ネットワークハードディスクなどで良く発生する問題
PINGは通じるのに、共有しているはずのネットワークハードディスクが表示されないとか、ネットワークハードディスクの管理画面は開くのに、エクスプローラーの共有一覧に出てこないなどのネットワーク上のトラブルはネットワーク環境に様々なOSやハードウェアが接続されているために発生します。
このような場合、エラーコード 「0x80004005(エラーを特定できません)」 が表示され、理由が分からない状態です。
アクセスを試みてこのエラー表示が時間をかけずに 「かなり直ぐに出る」 という状況の場合であれば、Windows側が接続を開始する前の段階で、セキュリティ設定やプロトコルの不一致によりアクセスを拒否している可能性が高いことを示しています。
以下の手順を試してみてください。(※まずは 「手順1(NetBIOS)」 と 「手順4(別の資格情報で接続)」 を優先的に試すと良いかと思います。)
1. NetBIOS over TCP/IP を有効にする
ネットワーク上のデバイス(NAS)を見つけるための古い仕組みですが、これが無効だと即座にエラーが出ることがあります。
- 「コントロールパネル」 > 「ネットワークと共有センター」 > 「アダプターの設定の変更」 を開きます。

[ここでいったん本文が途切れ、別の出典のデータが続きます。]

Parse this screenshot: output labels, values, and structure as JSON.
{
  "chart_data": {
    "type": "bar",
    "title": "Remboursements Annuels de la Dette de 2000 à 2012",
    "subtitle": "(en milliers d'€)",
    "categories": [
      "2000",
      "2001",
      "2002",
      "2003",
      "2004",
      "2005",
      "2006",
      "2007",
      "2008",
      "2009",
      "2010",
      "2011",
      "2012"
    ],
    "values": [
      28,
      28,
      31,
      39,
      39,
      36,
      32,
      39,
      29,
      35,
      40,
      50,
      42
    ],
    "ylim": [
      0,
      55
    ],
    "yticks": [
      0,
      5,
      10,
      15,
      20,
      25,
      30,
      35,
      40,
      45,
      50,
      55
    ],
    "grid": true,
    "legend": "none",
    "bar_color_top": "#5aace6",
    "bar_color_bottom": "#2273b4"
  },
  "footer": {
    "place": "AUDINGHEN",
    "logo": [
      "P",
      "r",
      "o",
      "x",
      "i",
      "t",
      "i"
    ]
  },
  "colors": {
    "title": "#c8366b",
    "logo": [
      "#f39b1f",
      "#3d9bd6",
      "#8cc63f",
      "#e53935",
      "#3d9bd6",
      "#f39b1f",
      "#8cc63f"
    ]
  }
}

- 現在使用している接続(Wi-Fi または イーサネット)を右クリックして 「プロパティ」 を開きます。
- 「インターネット プロトコル バージョン 4 (TCP/IPv4)」 を選択し、「プロパティ」 をクリックします。
- 右下の 「詳細設定」 > 「WINS」 タブをクリックします。
- 下部の「NetBIOS 設定」で 「NetBIOS over TCP/IP を有効にする」 にチェックを入れて OK を押します。
2. ローカルセキュリティポリシーの変更(NTLM応答)
WindowsがNASに対して送信する「認証の形式」が厳しすぎると、接続が即座に拒否されます。
- キーボードの
Windows + Rを押し、secpol.mscと入力してEnter。- ※Home版で開けない場合はスキップしてください。
- 「ローカル ポリシー」 > 「セキュリティ オプション」 を開きます。
- 一覧から 「ネットワーク セキュリティ: LAN マネージャー認証レベル」 を探し、ダブルクリックします。
- 設定を 「NTLMv2 応答のみ送信する (LM と NTLM は拒否する)」 に変更して OK を押します。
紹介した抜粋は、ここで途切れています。